Chen Ying, a researcher at the Institute of Eco-Civilization of the Chinese Society of Social Sciences, shared her knowledge on carbon emissions at a salon held by the Chinese Society of Environmental Sciences (CSES), Suzhou University and the Chinese Meteorological Society on Monday. doing. [Provided to China Daily]

Experts said at the Science Popularization Strategy Salon held by the China Association that efforts to disseminate public knowledge about “dual carbon” through science popping activities will help China reach its carbon peak by 2030 and become carbon neutral by 2060. It says it helps speed up the process of getting there. Environmental Sciences on Mondays (CSES).

Chen Ling, secretary general of the China Science Writers Association, said that holding such a salon is a good form of science-popping efforts, allowing experts from different fields to come together. rice field.

“This reflects the CPC Central Committee and the State Council’s call for people’s technological progress through science-popping efforts,” Cheng said in his opening remarks at the salon.

Hou Xuesong, deputy secretary general of CSES, said he hopes more talented researchers can join the cause of pop science to improve the quality of work. “The precedent for gaining public support for a policy is to make them understand the policy,” he said.

“Reducing carbon emissions by a few percent is good, but the public hardly cares about it. We care more about what we need to show them: reducing carbon emissions and connecting it to their daily lives.”

Jia Hepeng, professor of environmental and communication studies at Suzhou University, shared a study his team completed in April this year.
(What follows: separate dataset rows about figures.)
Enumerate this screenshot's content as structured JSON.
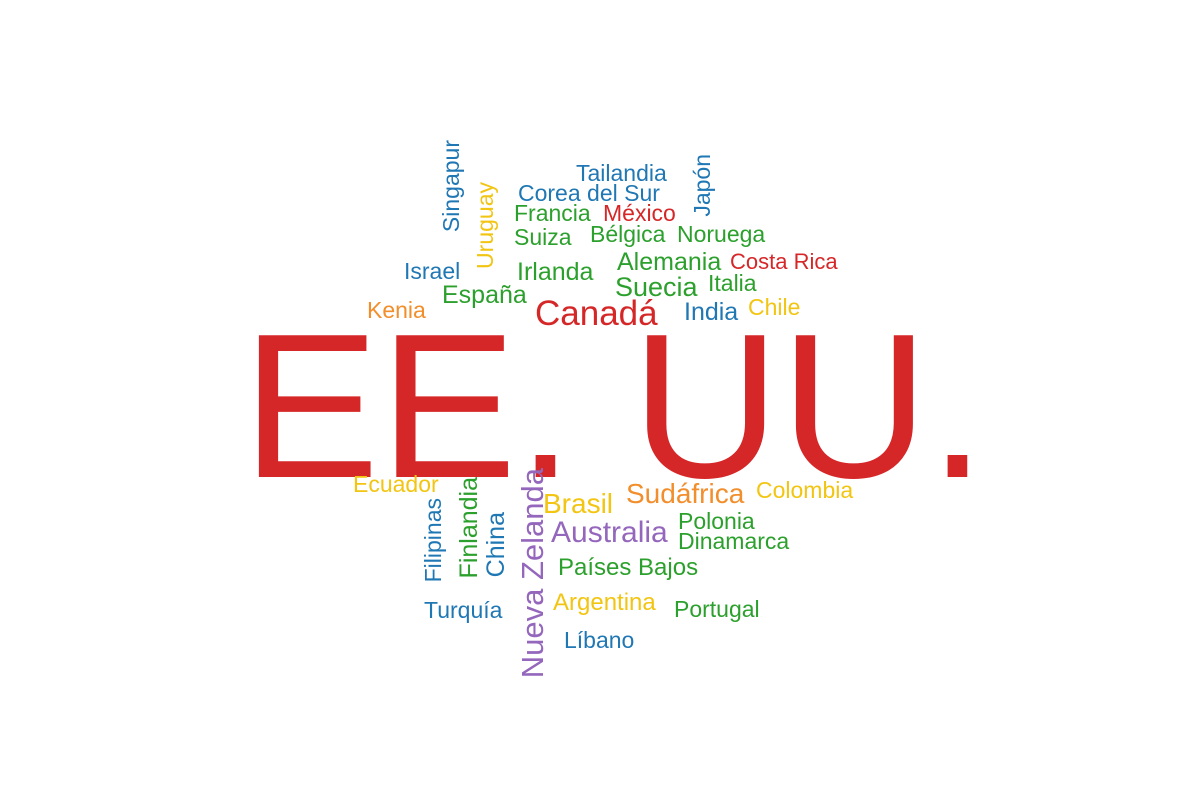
{
  "palette": {
    "red": "#d62728",
    "blue": "#1f77b4",
    "green": "#2ca02c",
    "yellow": "#f2c512",
    "orange": "#f28e2b",
    "purple": "#9467bd"
  },
  "words": [
    {
      "id": "ee-uu",
      "text": "EE. UU.",
      "color": "red"
    },
    {
      "id": "canada",
      "text": "Canadá",
      "color": "red"
    },
    {
      "id": "mexico",
      "text": "México",
      "color": "red"
    },
    {
      "id": "costa-rica",
      "text": "Costa Rica",
      "color": "red"
    },
    {
      "id": "tailandia",
      "text": "Tailandia",
      "color": "blue"
    },
    {
      "id": "corea-del-sur",
      "text": "Corea del Sur",
      "color": "blue"
    },
    {
      "id": "singapur",
      "text": "Singapur",
      "color": "blue"
    },
    {
      "id": "japon",
      "text": "Japón",
      "color": "blue"
    },
    {
      "id": "israel",
      "text": "Israel",
      "color": "blue"
    },
    {
      "id": "india",
      "text": "India",
      "color": "blue"
    },
    {
      "id": "filipinas",
      "text": "Filipinas",
      "color": "blue"
    },
    {
      "id": "china",
      "text": "China",
      "color": "blue"
    },
    {
      "id": "turquia",
      "text": "Turquía",
      "color": "blue"
    },
    {
      "id": "libano",
      "text": "Líbano",
      "color": "blue"
    },
    {
      "id": "francia",
      "text": "Francia",
      "color": "green"
    },
    {
      "id": "suiza",
      "text": "Suiza",
      "color": "green"
    },
    {
      "id": "belgica",
      "text": "Bélgica",
      "color": "green"
    },
    {
      "id": "noruega",
      "text": "Noruega",
      "color": "green"
    },
    {
      "id": "irlanda",
      "text": "Irlanda",
      "color": "green"
    },
    {
      "id": "alemania",
      "text": "Alemania",
      "color": "green"
    },
    {
      "id": "espana",
      "text": "España",
      "color": "green"
    },
    {
      "id": "suecia",
      "text": "Suecia",
      "color": "green"
    },
    {
      "id": "italia",
      "text": "Italia",
      "color": "green"
    },
    {
      "id": "finlandia",
      "text": "Finlandia",
      "color": "green"
    },
    {
      "id": "polonia",
      "text": "Polonia",
      "color": "green"
    },
    {
      "id": "dinamarca",
      "text": "Dinamarca",
      "color": "green"
    },
    {
      "id": "paises-bajos",
      "text": "Países Bajos",
      "color": "green"
    },
    {
      "id": "portugal",
      "text": "Portugal",
      "color": "green"
    },
    {
      "id": "uruguay",
      "text": "Uruguay",
      "color": "yellow"
    },
    {
      "id": "chile",
      "text": "Chile",
      "color": "yellow"
    },
    {
      "id": "ecuador",
      "text": "Ecuador",
      "color": "yellow"
    },
    {
      "id": "brasil",
      "text": "Brasil",
      "color": "yellow"
    },
    {
      "id": "colombia",
      "text": "Colombia",
      "color": "yellow"
    },
    {
      "id": "argentina",
      "text": "Argentina",
      "color": "yellow"
    },
    {
      "id": "kenia",
      "text": "Kenia",
      "color": "orange"
    },
    {
      "id": "sudafrica",
      "text": "Sudáfrica",
      "color": "orange"
    },
    {
      "id": "nueva-zelanda",
      "text": "Nueva Zelanda",
      "color": "purple"
    },
    {
      "id": "australia",
      "text": "Australia",
      "color": "purple"
    }
  ]
}
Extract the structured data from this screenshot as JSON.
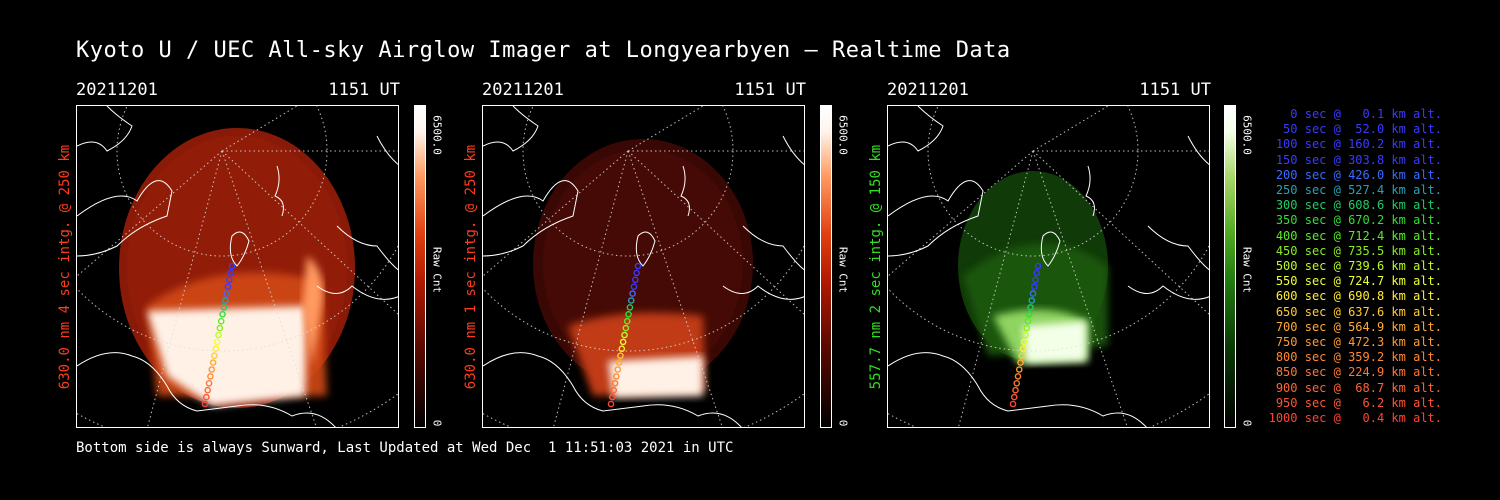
{
  "title": "Kyoto U / UEC All-sky Airglow Imager at Longyearbyen — Realtime Data",
  "footer": "Bottom side is always Sunward, Last Updated at Wed Dec  1 11:51:03 2021 in UTC",
  "panels": [
    {
      "date": "20211201",
      "time": "1151 UT",
      "ylabel": "630.0 nm 4 sec intg. @ 250 km",
      "cbar_max": "6500.0",
      "cbar_mid": "Raw Cnt",
      "cbar_min": "0",
      "color": "#ff3b1a",
      "cmap": "red"
    },
    {
      "date": "20211201",
      "time": "1151 UT",
      "ylabel": "630.0 nm 1 sec intg. @ 250 km",
      "cbar_max": "6500.0",
      "cbar_mid": "Raw Cnt",
      "cbar_min": "0",
      "color": "#ff3b1a",
      "cmap": "red"
    },
    {
      "date": "20211201",
      "time": "1151 UT",
      "ylabel": "557.7 nm 2 sec intg. @ 150 km",
      "cbar_max": "6500.0",
      "cbar_mid": "Raw Cnt",
      "cbar_min": "0",
      "color": "#33dd22",
      "cmap": "green"
    }
  ],
  "legend": [
    {
      "text": "0 sec @   0.1 km alt.",
      "color": "#3a3aff"
    },
    {
      "text": "50 sec @  52.0 km alt.",
      "color": "#3a3aff"
    },
    {
      "text": "100 sec @ 160.2 km alt.",
      "color": "#3a3aff"
    },
    {
      "text": "150 sec @ 303.8 km alt.",
      "color": "#3a3aff"
    },
    {
      "text": "200 sec @ 426.0 km alt.",
      "color": "#3a6aff"
    },
    {
      "text": "250 sec @ 527.4 km alt.",
      "color": "#2aa0b0"
    },
    {
      "text": "300 sec @ 608.6 km alt.",
      "color": "#22cc66"
    },
    {
      "text": "350 sec @ 670.2 km alt.",
      "color": "#33dd33"
    },
    {
      "text": "400 sec @ 712.4 km alt.",
      "color": "#55ee22"
    },
    {
      "text": "450 sec @ 735.5 km alt.",
      "color": "#88ee22"
    },
    {
      "text": "500 sec @ 739.6 km alt.",
      "color": "#bbff22"
    },
    {
      "text": "550 sec @ 724.7 km alt.",
      "color": "#eeff33"
    },
    {
      "text": "600 sec @ 690.8 km alt.",
      "color": "#ffee33"
    },
    {
      "text": "650 sec @ 637.6 km alt.",
      "color": "#ffcc33"
    },
    {
      "text": "700 sec @ 564.9 km alt.",
      "color": "#ffaa33"
    },
    {
      "text": "750 sec @ 472.3 km alt.",
      "color": "#ff9933"
    },
    {
      "text": "800 sec @ 359.2 km alt.",
      "color": "#ff8833"
    },
    {
      "text": "850 sec @ 224.9 km alt.",
      "color": "#ff7733"
    },
    {
      "text": "900 sec @  68.7 km alt.",
      "color": "#ff6633"
    },
    {
      "text": "950 sec @   6.2 km alt.",
      "color": "#ff5533"
    },
    {
      "text": "1000 sec @   0.4 km alt.",
      "color": "#ff4433"
    }
  ]
}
Compared to the United States, fewer people in China refuse to believe in climate change, and government policies generally have more support than in the United States. This has laid a stronger foundation for implementing carbon reduction policies.

Jia points out that those who refuse to believe in climate change are “aligned” with those who refuse to accept that smoking is bad for their health and car exhaust is harming the environment. Did.

Yuan Jiashuang, deputy director of the National Climate Center, said more attention should be paid to pop science on carbon emissions, as the issue is relevant to so many aspects of society. Pop Science participants need to update their knowledge to keep up with the latest trends.

Zeng Fanxu, a professor of environmental studies at Tsinghua University, spoke of some of the shortcomings of current public efforts. “Many people tend to put a picture of a skinny polar bear on melting ice when explaining the concept of climate change, but the problem is that people care very little about polar bears, and when extreme heat hits them. It just means I care more about when it will end.” Zeng wants more readable works that can touch people’s hearts and truly move them.